Questo atto riflessivo leibniziano, che, presupponendo la ragione, caratterizza lo spirito in quanto anima che si rende consapevole di sé, è, quindi, continua poi Kant, lo stesso "io penso" (che già Cartesio aveva messo in evidenza come primo principio di certezza). Se questo "io penso" (che per sé non è sensibile, perché è un "atto della spontaneità") lo vediamo col contenuto che l'intuizione sensibile gli offre, si ha quella che Kant dice appercezione empirica; se invece lo isoliamo dal detto contenuto, saliamo all'appercezione pura ed originaria, cioè all'autocoscienza come atto unico e originario in ogni coscienza (Critica della ragion pura, Analitica dei concetti, § 16). Siamo così a quell'appercezione necessaria, che costituisce il potere sintetico dell'intelletto, cioè la capacità che questo ha di universalizzare il singolare dell'intuizione nei suoi concetti puri (categorie): l'unità sintetica dell'appercezione è veramente lo stesso intelletto.

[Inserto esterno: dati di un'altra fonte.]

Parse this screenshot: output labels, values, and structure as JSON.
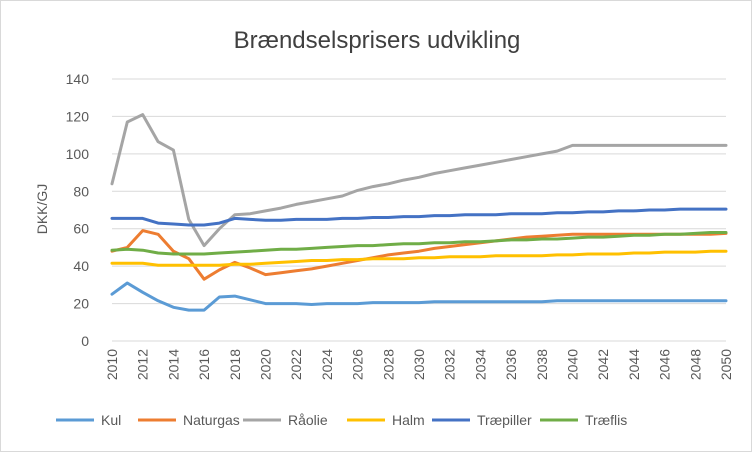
{
  "chart_data": {
    "type": "line",
    "title": "Brændselsprisers udvikling",
    "xlabel": "",
    "ylabel": "DKK/GJ",
    "ylim": [
      0,
      140
    ],
    "yticks": [
      0,
      20,
      40,
      60,
      80,
      100,
      120,
      140
    ],
    "x": [
      2010,
      2011,
      2012,
      2013,
      2014,
      2015,
      2016,
      2017,
      2018,
      2019,
      2020,
      2021,
      2022,
      2023,
      2024,
      2025,
      2026,
      2027,
      2028,
      2029,
      2030,
      2031,
      2032,
      2033,
      2034,
      2035,
      2036,
      2037,
      2038,
      2039,
      2040,
      2041,
      2042,
      2043,
      2044,
      2045,
      2046,
      2047,
      2048,
      2049,
      2050
    ],
    "xtick_labels": [
      "2010",
      "2012",
      "2014",
      "2016",
      "2018",
      "2020",
      "2022",
      "2024",
      "2026",
      "2028",
      "2030",
      "2032",
      "2034",
      "2036",
      "2038",
      "2040",
      "2042",
      "2044",
      "2046",
      "2048",
      "2050"
    ],
    "grid": true,
    "legend": "bottom",
    "series": [
      {
        "name": "Kul",
        "color": "#5b9bd5",
        "values": [
          25,
          31,
          26,
          21.5,
          18,
          16.5,
          16.5,
          23.5,
          24,
          22,
          20,
          20,
          20,
          19.5,
          20,
          20,
          20,
          20.5,
          20.5,
          20.5,
          20.5,
          21,
          21,
          21,
          21,
          21,
          21,
          21,
          21,
          21.5,
          21.5,
          21.5,
          21.5,
          21.5,
          21.5,
          21.5,
          21.5,
          21.5,
          21.5,
          21.5,
          21.5
        ]
      },
      {
        "name": "Naturgas",
        "color": "#ed7d31",
        "values": [
          48,
          50,
          59,
          57,
          48,
          44,
          33,
          38,
          42,
          39,
          35.5,
          36.5,
          37.5,
          38.5,
          40,
          41.5,
          43,
          44.5,
          46,
          47,
          48,
          49.5,
          50.5,
          51.5,
          52.5,
          53.5,
          54.5,
          55.5,
          56,
          56.5,
          57,
          57,
          57,
          57,
          57,
          57,
          57,
          57,
          57,
          57,
          57.5
        ]
      },
      {
        "name": "Råolie",
        "color": "#a5a5a5",
        "values": [
          84,
          117,
          121,
          106.5,
          102,
          65,
          51,
          60,
          67.5,
          68,
          69.5,
          71,
          73,
          74.5,
          76,
          77.5,
          80.5,
          82.5,
          84,
          86,
          87.5,
          89.5,
          91,
          92.5,
          94,
          95.5,
          97,
          98.5,
          100,
          101.5,
          104.5,
          104.5,
          104.5,
          104.5,
          104.5,
          104.5,
          104.5,
          104.5,
          104.5,
          104.5,
          104.5
        ]
      },
      {
        "name": "Halm",
        "color": "#ffc000",
        "values": [
          41.5,
          41.5,
          41.5,
          40.5,
          40.5,
          40.5,
          40.5,
          40.5,
          41,
          41,
          41.5,
          42,
          42.5,
          43,
          43,
          43.5,
          43.5,
          44,
          44,
          44,
          44.5,
          44.5,
          45,
          45,
          45,
          45.5,
          45.5,
          45.5,
          45.5,
          46,
          46,
          46.5,
          46.5,
          46.5,
          47,
          47,
          47.5,
          47.5,
          47.5,
          48,
          48
        ]
      },
      {
        "name": "Træpiller",
        "color": "#4472c4",
        "values": [
          65.5,
          65.5,
          65.5,
          63,
          62.5,
          62,
          62,
          63,
          65.5,
          65,
          64.5,
          64.5,
          65,
          65,
          65,
          65.5,
          65.5,
          66,
          66,
          66.5,
          66.5,
          67,
          67,
          67.5,
          67.5,
          67.5,
          68,
          68,
          68,
          68.5,
          68.5,
          69,
          69,
          69.5,
          69.5,
          70,
          70,
          70.5,
          70.5,
          70.5,
          70.5
        ]
      },
      {
        "name": "Træflis",
        "color": "#70ad47",
        "values": [
          48.5,
          49,
          48.5,
          47,
          46.5,
          46.5,
          46.5,
          47,
          47.5,
          48,
          48.5,
          49,
          49,
          49.5,
          50,
          50.5,
          51,
          51,
          51.5,
          52,
          52,
          52.5,
          52.5,
          53,
          53,
          53.5,
          54,
          54,
          54.5,
          54.5,
          55,
          55.5,
          55.5,
          56,
          56.5,
          56.5,
          57,
          57,
          57.5,
          58,
          58
        ]
      }
    ]
  }
}
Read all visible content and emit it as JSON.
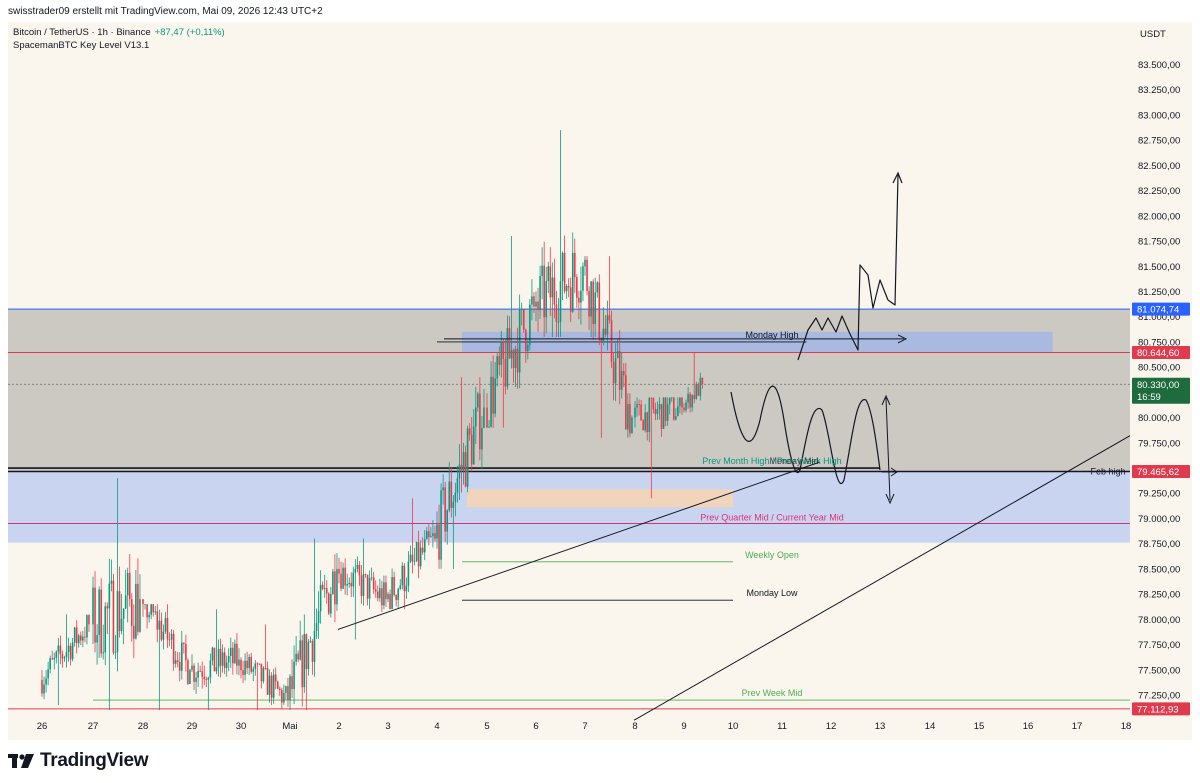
{
  "header": {
    "credit": "swisstrader09 erstellt mit TradingView.com, Mai 09, 2026 12:43 UTC+2",
    "symbol": "Bitcoin / TetherUS · 1h · Binance",
    "change": "+87,47 (+0,11%)",
    "indicator": "SpacemanBTC Key Level V13.1"
  },
  "currency": "USDT",
  "brand": {
    "name": "TradingView",
    "logo_icon": "tradingview-logo-icon"
  },
  "colors": {
    "up": "#089981",
    "down": "#f23645",
    "background": "#faf6ee",
    "gray_zone": "#ccc8c2",
    "blue_zone": "#c9d5f0",
    "blue_line": "#2962ff",
    "red_line": "#e03a4e",
    "green_level": "#4caf50",
    "pink_text": "#d6327a"
  },
  "chart_data": {
    "type": "candlestick",
    "timeframe": "1h",
    "yticks": [
      "83.500,00",
      "83.250,00",
      "83.000,00",
      "82.750,00",
      "82.500,00",
      "82.250,00",
      "82.000,00",
      "81.750,00",
      "81.500,00",
      "81.250,00",
      "81.000,00",
      "80.750,00",
      "80.500,00",
      "80.250,00",
      "80.000,00",
      "79.750,00",
      "79.500,00",
      "79.250,00",
      "79.000,00",
      "78.750,00",
      "78.500,00",
      "78.250,00",
      "78.000,00",
      "77.750,00",
      "77.500,00",
      "77.250,00"
    ],
    "yticks_values": [
      83500,
      83250,
      83000,
      82750,
      82500,
      82250,
      82000,
      81750,
      81500,
      81250,
      81000,
      80750,
      80500,
      80250,
      80000,
      79750,
      79500,
      79250,
      79000,
      78750,
      78500,
      78250,
      78000,
      77750,
      77500,
      77250
    ],
    "xticks": [
      "26",
      "27",
      "28",
      "29",
      "30",
      "Mai",
      "2",
      "3",
      "4",
      "5",
      "6",
      "7",
      "8",
      "9",
      "10",
      "11",
      "12",
      "13",
      "14",
      "15",
      "16",
      "17",
      "18"
    ],
    "price_tags": [
      {
        "label": "81.074,74",
        "value": 81074.74,
        "color": "#2962ff",
        "text_color": "#ffffff"
      },
      {
        "label": "80.644,60",
        "value": 80644.6,
        "color": "#e03a4e",
        "text_color": "#ffffff"
      },
      {
        "label": "80.330,00",
        "value": 80330,
        "countdown": "16:59",
        "color": "#1e6b3d",
        "text_color": "#ffffff"
      },
      {
        "label": "79.465,62",
        "value": 79465.62,
        "color": "#e03a4e",
        "text_color": "#ffffff"
      },
      {
        "label": "77.112,93",
        "value": 77112.93,
        "color": "#e03a4e",
        "text_color": "#ffffff"
      }
    ],
    "levels": [
      {
        "label": "Monday High",
        "value": 80750,
        "color": "#131722",
        "x_start": "4",
        "x_end": "11.5",
        "label_color": "#131722"
      },
      {
        "label": "Prev Month High / Prev Week High",
        "value": 79500,
        "color": "#131722",
        "x_start": "26",
        "x_end": "13",
        "label_color": "#089981",
        "overlap_label": "Monday Mid"
      },
      {
        "label": "Feb high",
        "value": 79465.62,
        "color": "#131722",
        "x_start": "26",
        "x_end": "18",
        "label_color": "#131722"
      },
      {
        "label": "Prev Quarter Mid / Current Year Mid",
        "value": 78950,
        "color": "#d6327a",
        "x_start": "26",
        "x_end": "18",
        "label_color": "#d6327a"
      },
      {
        "label": "Weekly Open",
        "value": 78570,
        "color": "#4caf50",
        "x_start": "4.5",
        "x_end": "10",
        "label_color": "#4caf50"
      },
      {
        "label": "Monday Low",
        "value": 78190,
        "color": "#131722",
        "x_start": "4.5",
        "x_end": "10",
        "label_color": "#131722"
      },
      {
        "label": "Prev Week Mid",
        "value": 77200,
        "color": "#4caf50",
        "x_start": "27",
        "x_end": "18",
        "label_color": "#4caf50"
      }
    ],
    "zones": [
      {
        "name": "gray-resistance-zone",
        "from": 79470,
        "to": 81080,
        "x_start": "26",
        "x_end": "18",
        "color": "#ccc8c2"
      },
      {
        "name": "blue-support-zone",
        "from": 78760,
        "to": 79470,
        "x_start": "26",
        "x_end": "18",
        "color": "#c9d5f0"
      },
      {
        "name": "monday-high-box",
        "from": 80650,
        "to": 80850,
        "x_start": "4.5",
        "x_end": "16.5",
        "color": "#9fb4e8"
      },
      {
        "name": "orange-box",
        "from": 79110,
        "to": 79290,
        "x_start": "4.6",
        "x_end": "10",
        "color": "#f0d4bc"
      }
    ],
    "candles": [
      {
        "day": "26",
        "close_start": 77400,
        "close_end": 77950,
        "low": 77150,
        "high": 78050
      },
      {
        "day": "27",
        "close_start": 77950,
        "close_end": 78200,
        "low": 77100,
        "high": 79400
      },
      {
        "day": "28",
        "close_start": 78200,
        "close_end": 77500,
        "low": 77100,
        "high": 78150
      },
      {
        "day": "29",
        "close_start": 77500,
        "close_end": 77600,
        "low": 77100,
        "high": 78100
      },
      {
        "day": "30",
        "close_start": 77600,
        "close_end": 77200,
        "low": 77100,
        "high": 77950
      },
      {
        "day": "Mai",
        "close_start": 77200,
        "close_end": 78500,
        "low": 77100,
        "high": 78800
      },
      {
        "day": "2",
        "close_start": 78500,
        "close_end": 78200,
        "low": 77800,
        "high": 78800
      },
      {
        "day": "3",
        "close_start": 78200,
        "close_end": 78800,
        "low": 78100,
        "high": 79200
      },
      {
        "day": "4",
        "close_start": 78800,
        "close_end": 80100,
        "low": 78500,
        "high": 80400
      },
      {
        "day": "5",
        "close_start": 80100,
        "close_end": 81100,
        "low": 79900,
        "high": 81800
      },
      {
        "day": "6",
        "close_start": 81100,
        "close_end": 81500,
        "low": 80800,
        "high": 82850
      },
      {
        "day": "7",
        "close_start": 81500,
        "close_end": 80000,
        "low": 79800,
        "high": 81600
      },
      {
        "day": "8",
        "close_start": 80000,
        "close_end": 80100,
        "low": 79200,
        "high": 80200
      },
      {
        "day": "9",
        "close_start": 80100,
        "close_end": 80330,
        "low": 80050,
        "high": 80640
      }
    ],
    "last_price": 80330,
    "annotations": [
      "ascending-trendline-short",
      "ascending-trendline-long",
      "drawn-bullish-path",
      "drawn-range-path",
      "drawn-arrows"
    ]
  }
}
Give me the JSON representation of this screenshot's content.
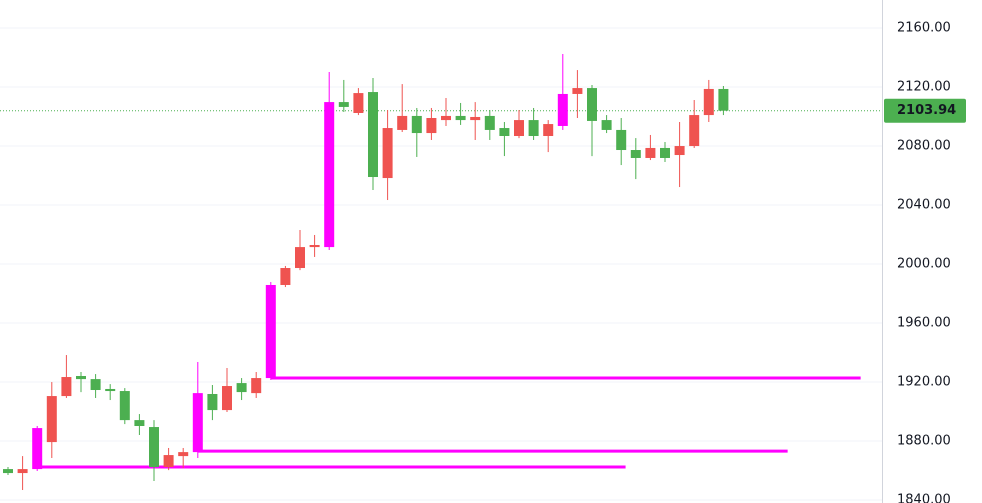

L'appercezione pura, quindi, per Kant non è affatto da confondere col senso interno, che di noi stessi non ci dà che l'apparenza (ibid., § 24); essa è la stessa "spontaneità", di cui l'"io penso" è atto (ibid., § 16); è il costitutivo stesso dell'io, il quale proprio da questo potere sintetico appercettivo è reso conoscitivo, cioè attingente, con la propria spiritualità, l'oggettività.
L'appercezione perciò non è atto soggettivo ed arbitrario; ma, in quanto universale e necessario, oggettivo, e quindi principio di ogni oggettività.
Da questo fondamentale valore gnoseologico dell'appercezione pura kantiana si è poi sviluppato da una parte il concetto metafisico dello spirito come pura attività sintetica e dall'altra l'uso psicologico e pedagogico della stessa appercezione, specialmente con Herbart (fondersi delle percezioni nelle masse appercettive e riformarsi di queste) e Wundt (connessione psichica risultante non da pura associazione, ma da consapevole attività psichica).